Single-crystal diffraction data for oleanolic derivative 3a were collected on an XtaLAB Synergy-S Dualflex diffractometer (Rigaku Corporation, Tokyo, Japan) equipped with a HyPix6000 detector and micro-focus-sealed X-ray tube using Cu K_α radiation (λ = 1.54184 Å). Single crystals were fixed with oil in a nylon loop of a magnetic CryoCap and set on a goniometer head. The samples were cooled down to 150 K, and ω-scans were performed with a step size of 0.5°. Data collection and reduction were performed with the CrysAlisPro 1.171.40.35a software (Oxford Diffraction Ltd., Abingdon, UK). Structure solution and refinement were performed with SHELXT and SHELXL software that are parts of the CrysAlisPro and Olex2 suites.

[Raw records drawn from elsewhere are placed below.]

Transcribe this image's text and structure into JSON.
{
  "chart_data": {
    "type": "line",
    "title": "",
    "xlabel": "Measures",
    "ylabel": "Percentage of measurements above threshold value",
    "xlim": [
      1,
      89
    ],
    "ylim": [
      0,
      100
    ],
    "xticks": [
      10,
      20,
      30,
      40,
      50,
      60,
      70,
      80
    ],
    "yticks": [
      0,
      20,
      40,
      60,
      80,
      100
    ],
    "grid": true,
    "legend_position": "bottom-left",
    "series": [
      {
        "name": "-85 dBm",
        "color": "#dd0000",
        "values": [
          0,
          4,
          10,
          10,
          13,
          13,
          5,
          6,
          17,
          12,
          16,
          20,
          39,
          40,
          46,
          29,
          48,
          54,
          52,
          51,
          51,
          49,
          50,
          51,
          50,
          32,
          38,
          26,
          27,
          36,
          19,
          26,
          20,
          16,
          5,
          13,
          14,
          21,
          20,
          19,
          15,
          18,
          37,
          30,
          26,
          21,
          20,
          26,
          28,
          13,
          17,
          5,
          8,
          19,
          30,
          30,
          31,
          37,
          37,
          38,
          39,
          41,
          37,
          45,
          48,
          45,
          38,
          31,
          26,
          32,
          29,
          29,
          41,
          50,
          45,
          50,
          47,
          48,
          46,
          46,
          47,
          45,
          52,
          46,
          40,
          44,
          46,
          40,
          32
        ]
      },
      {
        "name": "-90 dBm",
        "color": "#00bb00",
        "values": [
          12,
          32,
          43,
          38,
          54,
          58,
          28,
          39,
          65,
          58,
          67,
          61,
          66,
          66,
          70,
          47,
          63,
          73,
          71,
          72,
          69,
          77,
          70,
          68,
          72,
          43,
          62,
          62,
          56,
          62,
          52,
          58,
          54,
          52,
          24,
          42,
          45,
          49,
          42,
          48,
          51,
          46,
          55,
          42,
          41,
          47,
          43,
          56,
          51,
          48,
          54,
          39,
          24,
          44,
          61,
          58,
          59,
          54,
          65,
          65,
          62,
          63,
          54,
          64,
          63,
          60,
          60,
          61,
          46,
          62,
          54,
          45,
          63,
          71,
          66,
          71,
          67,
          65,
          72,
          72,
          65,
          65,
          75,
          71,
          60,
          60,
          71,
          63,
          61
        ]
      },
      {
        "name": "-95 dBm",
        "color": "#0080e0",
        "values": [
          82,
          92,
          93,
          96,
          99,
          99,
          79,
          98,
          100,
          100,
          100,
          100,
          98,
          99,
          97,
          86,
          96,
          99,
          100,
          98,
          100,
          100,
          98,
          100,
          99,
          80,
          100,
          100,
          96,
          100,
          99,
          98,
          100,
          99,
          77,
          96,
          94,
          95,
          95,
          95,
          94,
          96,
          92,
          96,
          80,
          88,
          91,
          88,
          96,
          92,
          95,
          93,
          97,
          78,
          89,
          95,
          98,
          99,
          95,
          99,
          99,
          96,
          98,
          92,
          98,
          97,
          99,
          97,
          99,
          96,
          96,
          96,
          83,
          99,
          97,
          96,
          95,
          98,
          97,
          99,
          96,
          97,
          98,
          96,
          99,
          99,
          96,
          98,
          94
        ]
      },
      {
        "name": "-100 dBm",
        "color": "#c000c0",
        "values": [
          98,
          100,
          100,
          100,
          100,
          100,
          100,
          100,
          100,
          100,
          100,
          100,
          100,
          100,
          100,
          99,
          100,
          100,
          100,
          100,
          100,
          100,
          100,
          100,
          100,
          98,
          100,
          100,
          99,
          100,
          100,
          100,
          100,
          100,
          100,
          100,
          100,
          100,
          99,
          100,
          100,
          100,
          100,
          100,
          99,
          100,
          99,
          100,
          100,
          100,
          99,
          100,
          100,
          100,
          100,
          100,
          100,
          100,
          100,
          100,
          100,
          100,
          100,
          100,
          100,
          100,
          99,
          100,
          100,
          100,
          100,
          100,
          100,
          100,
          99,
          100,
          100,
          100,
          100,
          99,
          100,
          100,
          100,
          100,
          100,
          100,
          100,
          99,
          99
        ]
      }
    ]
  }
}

Full crystallographic data for compound 3a were deposited with the Cambridge Crystallographic Data Center as a supplementary publication No. CCDC-2159312 (See the Supplementary Materials). These data can be obtained free of charge via http://www.ccdc.cam.ac.uk/conts/retrieving.html (or from the CCDC, 12 Union Road, Cambridge CB2 1EZ, UK; Fax: +44-1223-336033; E-mail: [email protected]). Crystal data for compound 3a (C₃₉H₅₂N₂O₂; M = 580.83 g/mol): monoclinic, space group P2₁ (no. 4), a = 7.3438(1) Å, b = 25.6051(3) Å, c = 17.3123(3) Å, β = 100.256(1) °, V = 3203.37(8) ų, Z = 4, T = 150.0(2) K, μ(CuKα) = 0.56 mm⁻¹, D_calc = 1.204 g/cm³, 30,249 reflections measured (5.2° ≤ 2Θ ≤ 153.2°), 10,724 unique (R_int = 0.042, R_sigma = 0.044) which were used in all calculations. The final R₁ was 0.035 (I > 2σ(I)) and wR₂ was 0.090 (all data).

4. Conclusions

Oleanonic acid (3-oxo-olean-12-en-28-oic acid 8-aminoquinoline amide 3a) and ursonic acid (3-oxo-urs-12-en-28-oic acid 8-aminoquinoline amide 3b) were successfully synthesized from the corresponding acyl chlorides and fully characterized by ¹H-NMR and ¹³C-NMR spectroscopy. Combined-solution NOESY spectroscopy and single-crystal X-ray analysis of amide 3a revealed that the aminoquinoline moiety leans over the pentacyclic core and is located closer to the C/D cycles than to the E cycle.